Стражники подошли к лошади с телегой, начали ее отвязывать. Горбунов стоит подле балагана и осматривает прииск, по которому начал рассыпаться народ. Где-то в глубине леса тоскливо закуковала кукушка.

Диковина

Павкин алмаз i_005.png

Небо голубеет умыто и ласково. От лесов тянет настоем трав и хвои. Земля дышит прохладой. Лес по склонам гор окрасился всеми тонами влажной зелени, а в тех местах, где еще сохранились от вырубки ели, он кажется подернутым серебристою дымкой. Пролетая над прииском, самодовольно каркнул ворон.

Павка с Марфуткой быстро навели на своем участке порядок: засыпали в запруде промоину, установили на место желоб для подачи из запруды воды на грохот и сели полдничать, поджидая, когда в ней поднимется вода до необходимого уровня.

Придерживая живот, осторожно ступая, подошла Фекла и тоже, присев подле них, начала развязывать принесенную назад кошелку с провизией.

Подъехал с песком Антипка, сообщил новость:

— У Сана Косого всю вашгерду громом вдребезги разнесло! Единой щепочки не оставило!

К нему подошла Марфутка и нежно погладила его по коленке.

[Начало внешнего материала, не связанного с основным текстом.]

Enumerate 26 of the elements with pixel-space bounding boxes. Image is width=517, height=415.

— Ну и умница же ты у нас, Антипушко! И все-то наперед старших узнаешь! Да как же они теперь без вашгерды-то?

— Будут новую ладить.

— Давай, братик мой, пособлю тебе слезть. Идем полдничать.

Антипка, входя в свою роль, нахмурился, отдернул ногу.

— Ишь хватилася! Я дома был, утрешню кашу поел. А вам всем хлеб да соль! Я ведь не ты, по чужим балаганам шататься не буду. — Антипка с каким-то презрением кивнул головой в сторону Павки.

Марфутка в удивлении всплеснула руками.

— Да как же так, братец ты мой! Много ль каши-то в чугуне оставалось? А у меня тут тебе припасен хлебца кусочек, зеленый лучок…

Антипка по-отцовски скособочил бровь.

— Ну, девка, и бестолкова же ты! Тебе сказано — полдничал я! — он деловито разобрал повод. — Выгружайте, а то недосуг. Дело-то ждать не может! И так из-за грозы без намыва будем…

Пришлось Павке с Марфуткой отложить еду и взяться за лопаты. Антипкина таратайка быстро опустела. Но Антипка не отъезжал, делая вид, что заприметил что-то неладное с хомутом.

— А орёлка-то убиенного опознали. С нашинского заводу он — Мишкой Котом кликался. Н-но-о, удалой-вороной, будя стоять-то! Не наробились мы с тобой, а уж с бабами болтовню развели!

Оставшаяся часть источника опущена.